Agnès, Pacôme, Baptiste et Jean Jacques........ une année de liberté et de découvertes
Nous avons quitté en début de matinée Capo San Vito après avoir fait le plein de gasoil sachant que par la suite il nous sera difficile de nous approvisionner aux mêmes conditions dans les Iles Egadi.
Nous descendons grand large sous génois et deux ris à 7 nœuds, afin de limiter le travail du pilote automatique, dans une houle croisée qui est la résultante de courants importants entre les îles. La tramontane a partiellement chassé les nuages et c’est sous un soleil de temps en temps voilé que nous pointons vers Isola Levanzo. 
Baptiste en profite pour s’avancer dans son travail : 
Agnès est absorbée par sa lecture entre deux « haut le cœur » :

Pietro a vécu sur cette île car sa mère y était institutrice dans le petit village de cinq élèves. Les conditions de vie étaient selon lui absolument paradisiaque et c’est selon lui le poste d’enseignante qu’a préféré sa mère de toute sa longue carrière.
Nous sommes loin des effectifs du collège de Manduel, mais je suis certain que Monsieur Wachoviak, le directeur de Baptiste fervent amateur de voile, aurait adoré diriger quelques temps une pareille école.
Pietro nous a conseiller de trouver un guide afin d’essayer de visiter les grottes ornées de peintures rupestres. Afin de préserver le site, l’accès aux grottes a été fermé récemment.
Avant d’aller mouiller devant Levanzo nous décidons de faire un petit crochet par Formica, minuscule île habitée par une communauté Catholique qui a investi les anciennes installations qui servaient autrefois aux nombreuses « Matanza ».

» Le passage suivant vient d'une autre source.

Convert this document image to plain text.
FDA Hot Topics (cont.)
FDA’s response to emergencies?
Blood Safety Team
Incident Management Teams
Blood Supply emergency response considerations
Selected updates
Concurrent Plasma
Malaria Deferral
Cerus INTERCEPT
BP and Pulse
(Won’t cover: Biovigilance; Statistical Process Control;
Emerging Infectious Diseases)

Les conditions de vents nous empêchent de mouiller pour descendre à terre et nous devrons nous contenter de photographier les bâtiments.
Mais qu’importe car nous avons une autre tache à accomplir. En arrivant à quelques milles de Formica nous avons péché une Liche glauque de quatre kilos et il va falloir la préparer pour le repas de ce soir. Nous attendrons d’être mouillé devant le village de Levanzo pour qu’Agnès se charge du travail ingrat. 
Située dans l’une des deux seules criques de l’île, le village de Levanzo est minuscule. L’activité des habitants est essentiellement tournée vers la pêche. Malgré tout, nous sommes étonnés du nombre important de navettes et de rotation de ferrys. A chaque débarquement ou embarquement nous ne voyons qu’une ou deux personnes au maximum comme passager.
Pour être plus tranquille et ne pas être gênés par le trafic des navettes, nous mouillerons pour la nuit dans la crique voisine.

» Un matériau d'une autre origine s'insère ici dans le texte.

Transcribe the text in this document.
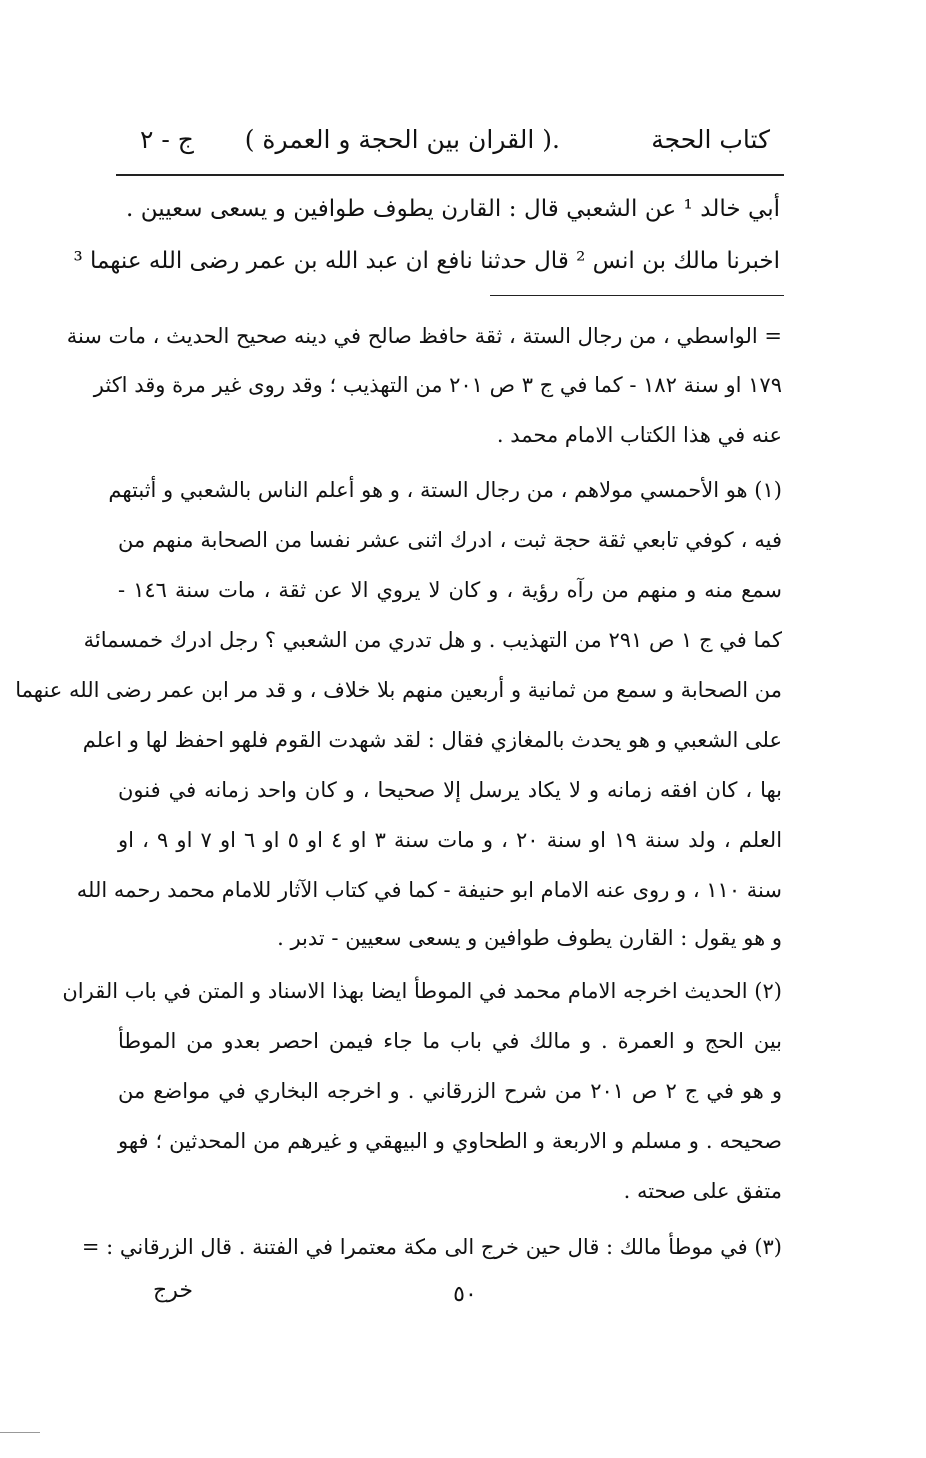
كتاب الحجة
.( القران بين الحجة و العمرة )
ج - ٢
أبي خالد ¹ عن الشعبي قال : القارن يطوف طوافين و يسعى سعيين .
اخبرنا مالك بن انس ² قال حدثنا نافع ان عبد الله بن عمر رضى الله عنهما ³
= الواسطي ، من رجال الستة ، ثقة حافظ صالح في دينه صحيح الحديث ، مات سنة
١٧٩ او سنة ١٨٢ - كما في ج ٣ ص ٢٠١ من التهذيب ؛ وقد روى غير مرة وقد اكثر
عنه في هذا الكتاب الامام محمد .
(١) هو الأحمسي مولاهم ، من رجال الستة ، و هو أعلم الناس بالشعبي و أثبتهم
فيه ، كوفي تابعي ثقة حجة ثبت ، ادرك اثنى عشر نفسا من الصحابة منهم من
سمع منه و منهم من رآه رؤية ، و كان لا يروي الا عن ثقة ، مات سنة ١٤٦ -
كما في ج ١ ص ٢٩١ من التهذيب . و هل تدري من الشعبي ؟ رجل ادرك خمسمائة
من الصحابة و سمع من ثمانية و أربعين منهم بلا خلاف ، و قد مر ابن عمر رضى الله عنهما
على الشعبي و هو يحدث بالمغازي فقال : لقد شهدت القوم فلهو احفظ لها و اعلم
بها ، كان افقه زمانه و لا يكاد يرسل إلا صحيحا ، و كان واحد زمانه في فنون
العلم ، ولد سنة ١٩ او سنة ٢٠ ، و مات سنة ٣ او ٤ او ٥ او ٦ او ٧ او ٩ ، او
سنة ١١٠ ، و روى عنه الامام ابو حنيفة - كما في كتاب الآثار للامام محمد رحمه الله
و هو يقول : القارن يطوف طوافين و يسعى سعيين - تدبر .
(٢) الحديث اخرجه الامام محمد في الموطأ ايضا بهذا الاسناد و المتن في باب القران
بين الحج و العمرة . و مالك في باب ما جاء فيمن احصر بعدو من الموطأ
و هو في ج ٢ ص ٢٠١ من شرح الزرقاني . و اخرجه البخاري في مواضع من
صحيحه . و مسلم و الاربعة و الطحاوي و البيهقي و غيرهم من المحدثين ؛ فهو
متفق على صحته .
(٣) في موطأ مالك : قال حين خرج الى مكة معتمرا في الفتنة . قال الزرقاني : =
٥٠
خرج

Agnès a préparé une sauce Hollandaise pour déguster notre prise d’hier. Accompagnée de pomme de terre vapeur, cette Liche est un véritable délice.
Au petit matin un pécheur vient en barque nous proposer du poisson frais. Ce n’est pas son jour de chance!!!
Notre objectif est d’aller visiter la grotte Del Genovese et voir les fameuses peintures rupestres datant de 8000 ans avant JC qui sont situées tout au nord de l’île.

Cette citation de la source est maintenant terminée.